Sua mente vasculhava se já dissera alguma bobagem na frente do avô e do neto.
Xavier lançou um olhar para o manjericão em seus braços: "Não era para entregar ao vovô vizinho?"
Os cílios de Kesia tremeram: "S-sim... então, por favor, fique à vontade."
Ela entregou rapidamente o manjericão ao homem, virou-se para destravar a porta com a digital e entrou às pressas em seu apartamento.
O homem ficou olhando para a porta fechada por um momento, até que soltou um leve riso pelo nariz.
Ao chegar em casa, Kesia largou as coisas.
Sentiu-se esgotada, como se toda a energia tivesse sido drenada, e se jogou no sofá.
Vergonha, que vergonha!
Só então percebeu o calor em suas bochechas.
O plano que havia traçado para aquela noite também foi adiado.
Preparou rapidamente um miojo para o jantar.

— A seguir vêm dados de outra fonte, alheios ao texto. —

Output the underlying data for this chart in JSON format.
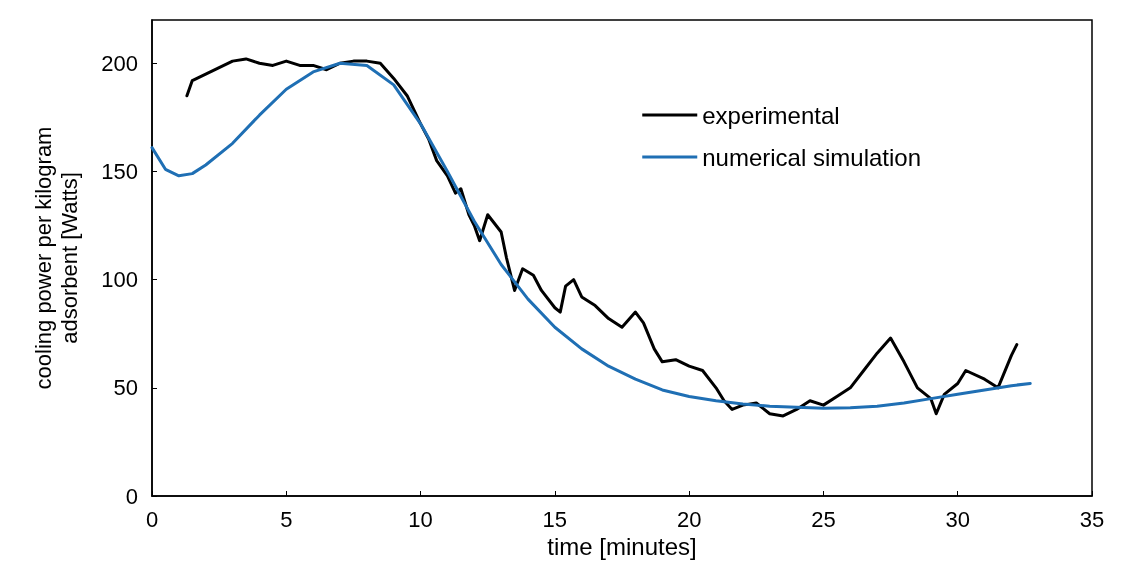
{
  "chart_data": {
    "type": "line",
    "xlabel": "time [minutes]",
    "ylabel": "cooling power per kilogram\nadsorbent [Watts]",
    "xlim": [
      0,
      35
    ],
    "xticks": [
      0,
      5,
      10,
      15,
      20,
      25,
      30,
      35
    ],
    "ylim": [
      0,
      220
    ],
    "yticks": [
      0,
      50,
      100,
      150,
      200
    ],
    "grid": false,
    "legend": "top right",
    "marker": "none",
    "line_style": "solid",
    "series": [
      {
        "name": "experimental",
        "color": "#000000",
        "x": [
          1.3,
          1.5,
          2,
          2.5,
          3,
          3.5,
          4,
          4.5,
          5,
          5.5,
          6,
          6.5,
          7,
          7.5,
          8,
          8.5,
          9,
          9.5,
          10,
          10.3,
          10.6,
          11,
          11.3,
          11.5,
          11.8,
          12,
          12.2,
          12.5,
          13,
          13.2,
          13.5,
          13.8,
          14.2,
          14.5,
          15,
          15.2,
          15.4,
          15.7,
          16,
          16.5,
          17,
          17.5,
          18,
          18.3,
          18.7,
          19,
          19.5,
          20,
          20.5,
          21,
          21.3,
          21.6,
          22,
          22.5,
          23,
          23.5,
          24,
          24.5,
          25,
          25.5,
          26,
          26.5,
          27,
          27.5,
          28,
          28.5,
          29,
          29.2,
          29.5,
          30,
          30.3,
          31,
          31.5,
          32,
          32.2
        ],
        "values": [
          185,
          192,
          195,
          198,
          201,
          202,
          200,
          199,
          201,
          199,
          199,
          197,
          200,
          201,
          201,
          200,
          193,
          185,
          172,
          165,
          155,
          148,
          140,
          142,
          130,
          125,
          118,
          130,
          122,
          110,
          95,
          105,
          102,
          95,
          87,
          85,
          97,
          100,
          92,
          88,
          82,
          78,
          85,
          80,
          68,
          62,
          63,
          60,
          58,
          50,
          44,
          40,
          42,
          43,
          38,
          37,
          40,
          44,
          42,
          46,
          50,
          58,
          66,
          73,
          62,
          50,
          45,
          38,
          47,
          52,
          58,
          54,
          50,
          65,
          70
        ]
      },
      {
        "name": "numerical simulation",
        "color": "#1f6fb4",
        "x": [
          0,
          0.5,
          1,
          1.5,
          2,
          3,
          4,
          5,
          6,
          7,
          8,
          9,
          10,
          11,
          12,
          13,
          14,
          15,
          16,
          17,
          18,
          19,
          20,
          21,
          22,
          23,
          24,
          25,
          26,
          27,
          28,
          29,
          30,
          31,
          32,
          32.7
        ],
        "values": [
          161,
          151,
          148,
          149,
          153,
          163,
          176,
          188,
          196,
          200,
          199,
          190,
          172,
          150,
          127,
          107,
          91,
          78,
          68,
          60,
          54,
          49,
          46,
          44,
          42.5,
          41.5,
          41,
          40.5,
          40.8,
          41.5,
          43,
          45,
          47,
          49,
          51,
          52
        ]
      }
    ]
  }
}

Às nove horas, o celular vibrou com uma mensagem de Xavier.
[Sr. Salvador]: Já fui.
[Sr. Salvador]: Deixei algo para você na porta, não esqueça de pegar.

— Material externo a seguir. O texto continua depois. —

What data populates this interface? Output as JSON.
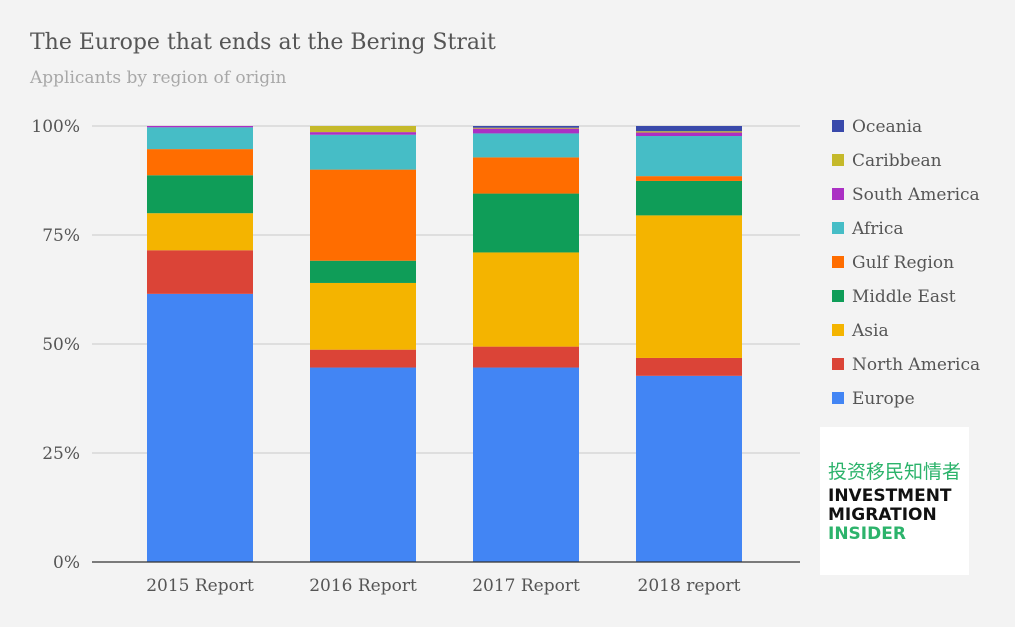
{
  "title": "The Europe that ends at the Bering Strait",
  "subtitle": "Applicants by region of origin",
  "chart_data": {
    "type": "bar",
    "stacked": true,
    "normalized": true,
    "categories": [
      "2015 Report",
      "2016 Report",
      "2017 Report",
      "2018 report"
    ],
    "y_ticks": [
      "100%",
      "75%",
      "50%",
      "25%",
      "0%"
    ],
    "ylim": [
      0,
      100
    ],
    "grid": true,
    "legend_position": "right",
    "series": [
      {
        "name": "Europe",
        "color": "#4285f4",
        "values": [
          61.5,
          44.6,
          44.6,
          42.7
        ]
      },
      {
        "name": "North America",
        "color": "#db4437",
        "values": [
          10.0,
          4.1,
          4.8,
          4.1
        ]
      },
      {
        "name": "Asia",
        "color": "#f4b400",
        "values": [
          8.5,
          15.3,
          21.6,
          32.7
        ]
      },
      {
        "name": "Middle East",
        "color": "#0f9d58",
        "values": [
          8.7,
          5.1,
          13.5,
          7.9
        ]
      },
      {
        "name": "Gulf Region",
        "color": "#ff6d00",
        "values": [
          6.0,
          20.9,
          8.3,
          1.1
        ]
      },
      {
        "name": "Africa",
        "color": "#46bdc6",
        "values": [
          5.0,
          8.0,
          5.5,
          9.2
        ]
      },
      {
        "name": "South America",
        "color": "#ab30c4",
        "values": [
          0.3,
          0.6,
          1.1,
          0.8
        ]
      },
      {
        "name": "Caribbean",
        "color": "#c5b92a",
        "values": [
          0.0,
          1.4,
          0.2,
          0.3
        ]
      },
      {
        "name": "Oceania",
        "color": "#3949ab",
        "values": [
          0.0,
          0.0,
          0.4,
          1.2
        ]
      }
    ]
  },
  "legend": {
    "order": [
      "Oceania",
      "Caribbean",
      "South America",
      "Africa",
      "Gulf Region",
      "Middle East",
      "Asia",
      "North America",
      "Europe"
    ]
  },
  "logo": {
    "chinese": "投资移民知情者",
    "line1": "INVESTMENT",
    "line2": "MIGRATION",
    "line3": "INSIDER"
  }
}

"Já se encontraram?!" Luciano ficou radiante. Ao ver o creme nas mãos dela, pareceu entender tudo: "Ah! Então a vizinha que aquele moleque disse que ia entregar chá era você!"
Não era de se estranhar que aquele garoto, que nunca aparecia sem motivo, tinha ido à sua casa e ainda levou um frasco do seu creme especial para cicatrizes! Ai...
Luciano, convencido de ter entendido tudo, pigarreou e perguntou: "Esse creme para cicatrizes, ele te explicou como usar? Ah, deixa, aquele moleque não entende nada. Vou te explicar."
Kesia se atentou ao principal: "É... para cicatrizes?"
"Sim, aquele moleque pediu especialmente para eu dar para ele." Luciano reforçou, insinuando: "Fique tranquila, querida, eu sou médico registrado. Pode usar sem medo."
Kesia sabia que Luciano gostava de cuidar de plantas, de fazer pequenos incensos de medicina tradicional para presentear, mas não imaginava que ele fosse médico.
"Obrigada, Luciano, deixa eu te pagar."
"Não precisa, é só uma coisinha, não custa nada!"
Luciano fingiu-se de bravo.
Só assim Kesia desistiu, agradeceu e voltou para casa com o presente.
No celular, havia uma nova mensagem de Xavier, de cinco minutos atrás.
[Sr. Salvador]: Use duas vezes ao dia, de manhã e à noite, aplique no canto dos olhos e massageie suavemente por três minutos.
Kesia tocou instintivamente a marca em forma de lua crescente no canto dos olhos.
Ainda era a marca deixada da última vez que foi empurrada da cadeira na Família Machado.